I was actually pissed when my visual diary couldn't be submitted analogue and I had to send digital files which had me scan in over 30 A3 pages and I had no idea how to use the scanner and the teacher wasn't around and the entire college was busily rushing around and setting up for an open day.... I guess it saved me from taking photos, but only as a tiny compensation.

Home studio



My weak? example of my some what studio. There really should be a light box in there and other stuff I need to add. The mass of visual diaries isn't really a part of it, I just had a lot of scanning to do from them today

DES101 Final concepts









Despite the fact this is my final work which I handed in last week, I could care less about showing the internet. Next time I'll probably scan work in but regardless for now my crappy camera will have to do. Also I tried to get a HD for this work. I find a out tomorrow (hopefully) and if I did, this is the standard.

DES101 Design work

I pretty much realise that it's been like over a month since when i started this blog, saying I was gunna add stuff each week. I just got really busy with all this work and had no time (not even for heroes!). Summer holidays will be coming up so I won't have much of an excuse anymore.

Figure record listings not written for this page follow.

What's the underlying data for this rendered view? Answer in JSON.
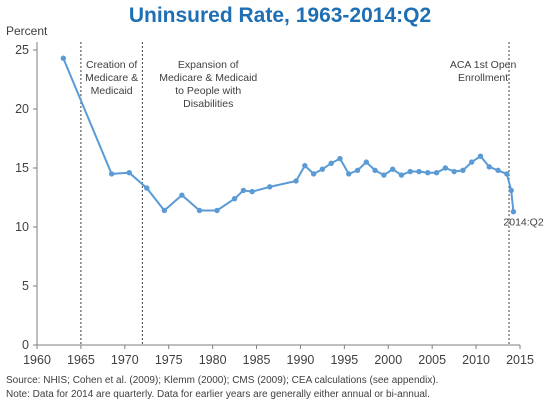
{
  "chart_data": {
    "type": "line",
    "title": "Uninsured Rate, 1963-2014:Q2",
    "ylabel": "Percent",
    "xlabel": "",
    "xlim": [
      1960,
      2015
    ],
    "ylim": [
      0,
      25
    ],
    "x_ticks": [
      1960,
      1965,
      1970,
      1975,
      1980,
      1985,
      1990,
      1995,
      2000,
      2005,
      2010,
      2015
    ],
    "y_ticks": [
      0,
      5,
      10,
      15,
      20,
      25
    ],
    "grid": false,
    "color": "#5b9bd5",
    "series": [
      {
        "x": [
          1963,
          1968.5,
          1970.5,
          1972.5,
          1974.5,
          1976.5,
          1978.5,
          1980.5,
          1982.5,
          1983.5,
          1984.5,
          1986.5,
          1989.5,
          1990.5,
          1991.5,
          1992.5,
          1993.5,
          1994.5,
          1995.5,
          1996.5,
          1997.5,
          1998.5,
          1999.5,
          2000.5,
          2001.5,
          2002.5,
          2003.5,
          2004.5,
          2005.5,
          2006.5,
          2007.5,
          2008.5,
          2009.5,
          2010.5,
          2011.5,
          2012.5,
          2013.5,
          2014.0,
          2014.25
        ],
        "y": [
          24.3,
          14.5,
          14.6,
          13.3,
          11.4,
          12.7,
          11.4,
          11.4,
          12.4,
          13.1,
          13.0,
          13.4,
          13.9,
          15.2,
          14.5,
          14.9,
          15.4,
          15.8,
          14.5,
          14.8,
          15.5,
          14.8,
          14.4,
          14.9,
          14.4,
          14.7,
          14.7,
          14.6,
          14.6,
          15.0,
          14.7,
          14.8,
          15.5,
          16.0,
          15.1,
          14.8,
          14.5,
          13.1,
          11.3
        ]
      }
    ],
    "vlines": [
      1965,
      1972,
      2013.75
    ],
    "annotations": [
      {
        "x": 1968.5,
        "lines": [
          "Creation of",
          "Medicare &",
          "Medicaid"
        ]
      },
      {
        "x": 1979.5,
        "lines": [
          "Expansion of",
          "Medicare & Medicaid",
          "to People with",
          "Disabilities"
        ]
      },
      {
        "x": 2010.8,
        "lines": [
          "ACA 1st Open",
          "Enrollment"
        ]
      }
    ],
    "end_label": "2014:Q2"
  },
  "footnotes": {
    "source": "Source: NHIS; Cohen et al. (2009); Klemm (2000); CMS (2009); CEA calculations (see appendix).",
    "note": "Note: Data for 2014 are quarterly.  Data for earlier years are generally either annual or bi-annual."
  }
}
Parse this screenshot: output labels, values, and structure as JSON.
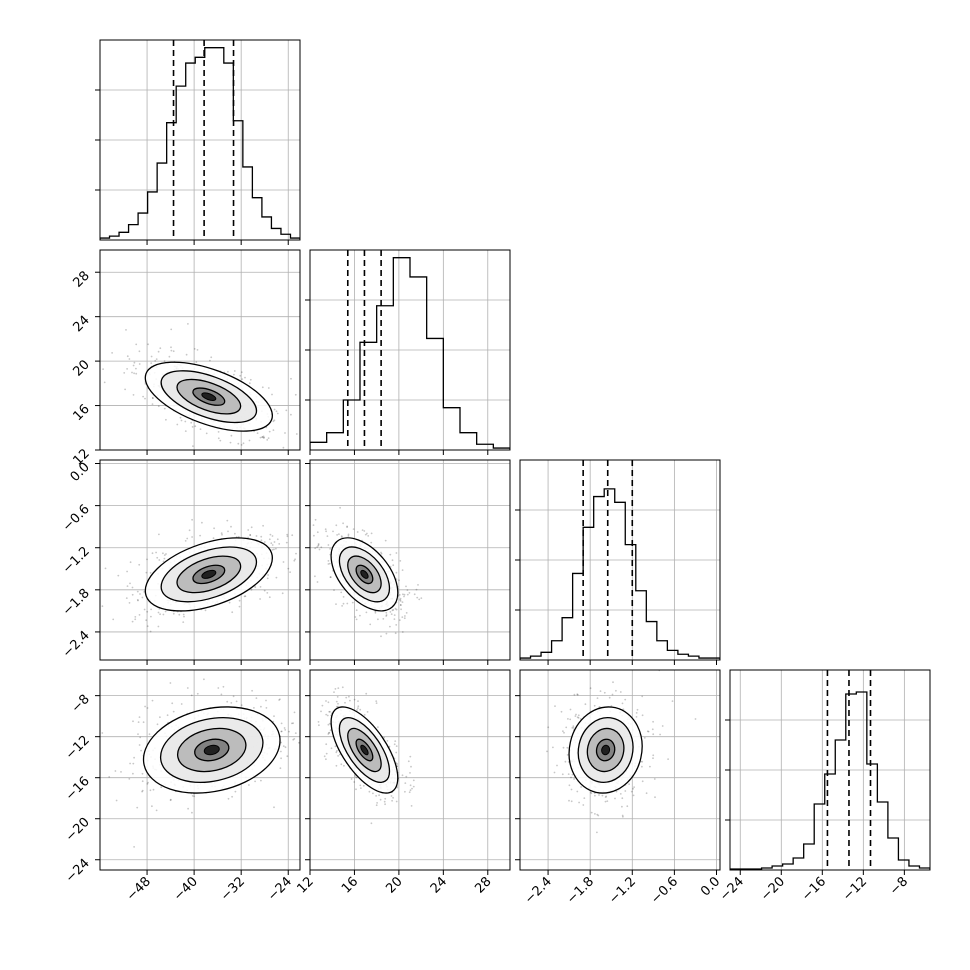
{
  "chart_data": {
    "type": "corner",
    "parameters": [
      {
        "range": [
          -56,
          -22
        ],
        "ticks": [
          -48,
          -40,
          -32,
          -24
        ],
        "tick_labels": [
          "−48",
          "−40",
          "−32",
          "−24"
        ],
        "quantiles": [
          -43.5,
          -38.3,
          -33.3
        ],
        "hist": [
          1,
          2,
          4,
          8,
          14,
          25,
          40,
          61,
          80,
          92,
          95,
          100,
          100,
          92,
          62,
          38,
          22,
          12,
          6,
          3,
          1
        ],
        "hist_ylim": [
          0,
          104
        ]
      },
      {
        "range": [
          12,
          30
        ],
        "ticks": [
          12,
          16,
          20,
          24,
          28
        ],
        "tick_labels": [
          "12",
          "16",
          "20",
          "24",
          "28"
        ],
        "quantiles": [
          15.4,
          16.9,
          18.4
        ],
        "hist": [
          4,
          9,
          26,
          56,
          75,
          100,
          90,
          58,
          22,
          9,
          3,
          1
        ],
        "hist_ylim": [
          0,
          104
        ]
      },
      {
        "range": [
          -2.8,
          0.05
        ],
        "ticks": [
          -2.4,
          -1.8,
          -1.2,
          -0.6,
          0.0
        ],
        "tick_labels": [
          "−2.4",
          "−1.8",
          "−1.2",
          "−0.6",
          "0.0"
        ],
        "quantiles": [
          -1.9,
          -1.55,
          -1.2
        ],
        "hist": [
          1,
          2,
          4,
          10,
          22,
          45,
          69,
          85,
          89,
          82,
          60,
          36,
          20,
          10,
          5,
          3,
          2,
          1,
          1
        ],
        "hist_ylim": [
          0,
          104
        ]
      },
      {
        "range": [
          -25,
          -5.5
        ],
        "ticks": [
          -24,
          -20,
          -16,
          -12,
          -8
        ],
        "tick_labels": [
          "−24",
          "−20",
          "−16",
          "−12",
          "−8"
        ],
        "quantiles": [
          -15.5,
          -13.4,
          -11.3
        ],
        "hist": [
          0.5,
          0.5,
          0.5,
          1,
          2,
          3,
          6,
          13,
          33,
          48,
          65,
          88,
          89,
          53,
          34,
          16,
          5,
          2,
          1
        ],
        "hist_ylim": [
          0,
          100
        ]
      }
    ],
    "pairs": [
      {
        "col": 0,
        "row": 1,
        "mean": [
          -37.5,
          16.8
        ],
        "sd": [
          5.4,
          1.55
        ],
        "rho": -0.55
      },
      {
        "col": 0,
        "row": 2,
        "mean": [
          -37.5,
          -1.58
        ],
        "sd": [
          5.4,
          0.26
        ],
        "rho": 0.45
      },
      {
        "col": 1,
        "row": 2,
        "mean": [
          16.9,
          -1.58
        ],
        "sd": [
          1.5,
          0.26
        ],
        "rho": -0.5
      },
      {
        "col": 0,
        "row": 3,
        "mean": [
          -37.0,
          -13.3
        ],
        "sd": [
          5.8,
          2.1
        ],
        "rho": 0.22
      },
      {
        "col": 1,
        "row": 3,
        "mean": [
          16.9,
          -13.3
        ],
        "sd": [
          1.5,
          2.1
        ],
        "rho": -0.65
      },
      {
        "col": 2,
        "row": 3,
        "mean": [
          -1.58,
          -13.3
        ],
        "sd": [
          0.26,
          2.1
        ],
        "rho": 0.08
      }
    ],
    "grid": true,
    "contour_levels_sigma": [
      0.5,
      1.0,
      1.5,
      2.0
    ]
  }
}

Some pages from my DES101 visual diary....some of the design work turned out blurry but i could give a fuck. After spending over 3 hours scanning I didn't feel patient/bothered enough to scan this in

Sunday, September 25, 2011

Bright and sunny

K.....then

Despite activities I have going in other blogs I decided to start a new one as I'm entering a new chapter of my life. Getting into both uni and a possible part time job has really set my priorities into gear. Part of me is fearing all the challenges that face me but I'm also excited for how I may benefit from all this.

Basically this blog will be updated like every....week maybe? ......all about the stuff I have going on and such. It's only the beginning and I already feel I have a lot more to deal with than previous years. I probably should have started this on the 12th but hell with that.

Also on a side not I'm going to have to learn how to write better. MSN has sort of skewed my typing abilities.